Close watchers of the board, which resolves workplace disputes and oversees union elections in the private sector, had expected its Democratic majority to declare the players employees. Northwestern had appealed to the five-member board to overturn an NLRB regional director’s decision that the players are employees and can join or form a union.

The board said allowing unionization “would not promote stability in labor relations,” reflecting its view that the matters under debate belonged under the NCAA’s jurisdiction as part of the group’s wider purview in overseeing collegiate athletics.

The regional NLRB ruling last year found players on the 112-member team clocked more hours than “many undisputed full-time employees” work, and more than the players spend on their studies. The ruling found the 85 scholarship players in place at the time at the school had athletic duties that required as many as 60 hours a week during training camp and 50 hours weekly during the season.

Northwestern, in its appeal, argued the decision ignored evidence showing the players were primarily students and not athletes.
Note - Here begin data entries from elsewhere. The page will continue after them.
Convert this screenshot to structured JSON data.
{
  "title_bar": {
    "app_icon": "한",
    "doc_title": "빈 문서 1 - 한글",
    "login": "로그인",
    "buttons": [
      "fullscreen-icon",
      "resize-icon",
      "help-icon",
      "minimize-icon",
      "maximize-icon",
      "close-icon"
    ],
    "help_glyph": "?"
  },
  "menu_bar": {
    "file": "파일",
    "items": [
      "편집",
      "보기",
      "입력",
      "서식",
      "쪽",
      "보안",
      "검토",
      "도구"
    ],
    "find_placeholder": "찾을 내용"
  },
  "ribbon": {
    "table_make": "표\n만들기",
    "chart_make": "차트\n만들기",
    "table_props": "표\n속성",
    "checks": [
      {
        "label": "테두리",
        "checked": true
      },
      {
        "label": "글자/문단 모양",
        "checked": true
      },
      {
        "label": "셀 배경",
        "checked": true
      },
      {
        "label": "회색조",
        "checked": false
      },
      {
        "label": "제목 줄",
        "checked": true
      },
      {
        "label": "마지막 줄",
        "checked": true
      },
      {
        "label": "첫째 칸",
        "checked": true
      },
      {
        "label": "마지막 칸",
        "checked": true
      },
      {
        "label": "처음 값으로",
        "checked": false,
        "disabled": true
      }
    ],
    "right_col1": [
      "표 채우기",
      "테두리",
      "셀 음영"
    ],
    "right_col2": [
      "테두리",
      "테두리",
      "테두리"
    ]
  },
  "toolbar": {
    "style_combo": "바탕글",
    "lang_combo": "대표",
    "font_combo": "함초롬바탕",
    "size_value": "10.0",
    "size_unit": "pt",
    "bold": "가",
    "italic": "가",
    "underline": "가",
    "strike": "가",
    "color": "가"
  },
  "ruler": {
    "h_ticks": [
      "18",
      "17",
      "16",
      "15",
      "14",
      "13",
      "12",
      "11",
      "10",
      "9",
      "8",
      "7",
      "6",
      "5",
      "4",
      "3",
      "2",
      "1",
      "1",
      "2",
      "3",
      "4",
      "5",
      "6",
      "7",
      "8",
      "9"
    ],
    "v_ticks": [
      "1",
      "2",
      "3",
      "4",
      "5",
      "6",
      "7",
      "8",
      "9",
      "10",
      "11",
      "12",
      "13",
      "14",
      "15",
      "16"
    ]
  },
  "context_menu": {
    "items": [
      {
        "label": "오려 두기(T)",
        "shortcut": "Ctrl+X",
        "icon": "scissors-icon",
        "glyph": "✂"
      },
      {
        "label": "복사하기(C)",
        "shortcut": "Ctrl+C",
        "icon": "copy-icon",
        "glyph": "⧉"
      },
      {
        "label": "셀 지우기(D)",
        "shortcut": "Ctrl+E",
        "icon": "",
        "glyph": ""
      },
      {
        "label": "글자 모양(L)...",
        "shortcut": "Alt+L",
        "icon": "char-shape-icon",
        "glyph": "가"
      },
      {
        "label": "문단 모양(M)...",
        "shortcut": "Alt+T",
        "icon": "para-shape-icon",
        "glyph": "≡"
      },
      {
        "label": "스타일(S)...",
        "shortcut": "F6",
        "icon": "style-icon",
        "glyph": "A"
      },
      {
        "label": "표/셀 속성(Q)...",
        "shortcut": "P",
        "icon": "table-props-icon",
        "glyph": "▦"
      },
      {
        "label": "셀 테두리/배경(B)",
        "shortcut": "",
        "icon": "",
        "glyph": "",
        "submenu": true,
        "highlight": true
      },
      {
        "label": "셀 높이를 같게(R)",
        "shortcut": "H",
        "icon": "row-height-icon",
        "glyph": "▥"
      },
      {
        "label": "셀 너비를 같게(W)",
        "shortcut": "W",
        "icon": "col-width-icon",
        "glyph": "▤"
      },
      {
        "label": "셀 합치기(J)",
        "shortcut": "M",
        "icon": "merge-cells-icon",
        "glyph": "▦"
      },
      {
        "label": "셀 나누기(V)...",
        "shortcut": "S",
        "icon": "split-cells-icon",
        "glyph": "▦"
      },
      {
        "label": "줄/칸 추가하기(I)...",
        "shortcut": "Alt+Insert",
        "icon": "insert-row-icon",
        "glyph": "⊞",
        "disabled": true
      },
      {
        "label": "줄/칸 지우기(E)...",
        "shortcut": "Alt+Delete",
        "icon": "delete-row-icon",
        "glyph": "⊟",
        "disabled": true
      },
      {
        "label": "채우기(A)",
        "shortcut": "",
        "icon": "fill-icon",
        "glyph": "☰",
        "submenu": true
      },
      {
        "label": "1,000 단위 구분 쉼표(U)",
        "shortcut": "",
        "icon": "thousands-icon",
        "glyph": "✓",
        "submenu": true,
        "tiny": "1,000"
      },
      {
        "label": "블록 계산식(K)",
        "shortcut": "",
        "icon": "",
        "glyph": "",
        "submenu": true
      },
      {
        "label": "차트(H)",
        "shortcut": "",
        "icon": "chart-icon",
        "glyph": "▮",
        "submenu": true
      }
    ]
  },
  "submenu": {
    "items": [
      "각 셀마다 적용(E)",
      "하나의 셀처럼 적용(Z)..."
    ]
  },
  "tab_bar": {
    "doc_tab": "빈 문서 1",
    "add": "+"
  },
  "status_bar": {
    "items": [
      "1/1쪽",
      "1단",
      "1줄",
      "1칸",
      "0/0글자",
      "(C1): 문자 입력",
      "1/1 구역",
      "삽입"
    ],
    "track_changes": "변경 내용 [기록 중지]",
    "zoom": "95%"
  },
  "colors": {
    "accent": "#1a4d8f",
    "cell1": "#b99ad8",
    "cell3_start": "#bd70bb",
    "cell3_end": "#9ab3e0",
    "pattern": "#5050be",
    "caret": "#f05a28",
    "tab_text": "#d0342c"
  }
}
The school, which is in Evanston, Ill., also said the decision failed to apply a legal precedent from an earlier NLRB decision that found another university’s graduate assistants were mostly students.

Northwestern spokesman Alan Cubbage said Monday the university is “pleased” by the board’s decision and strongly believes “unionization and collective bargaining are not the appropriate methods to address the concerns raised by student-athletes.”

The ruling issued Monday won’t preclude scholarship players at other private universities from asking the NLRB to declare them as employees for union-organizing purposes.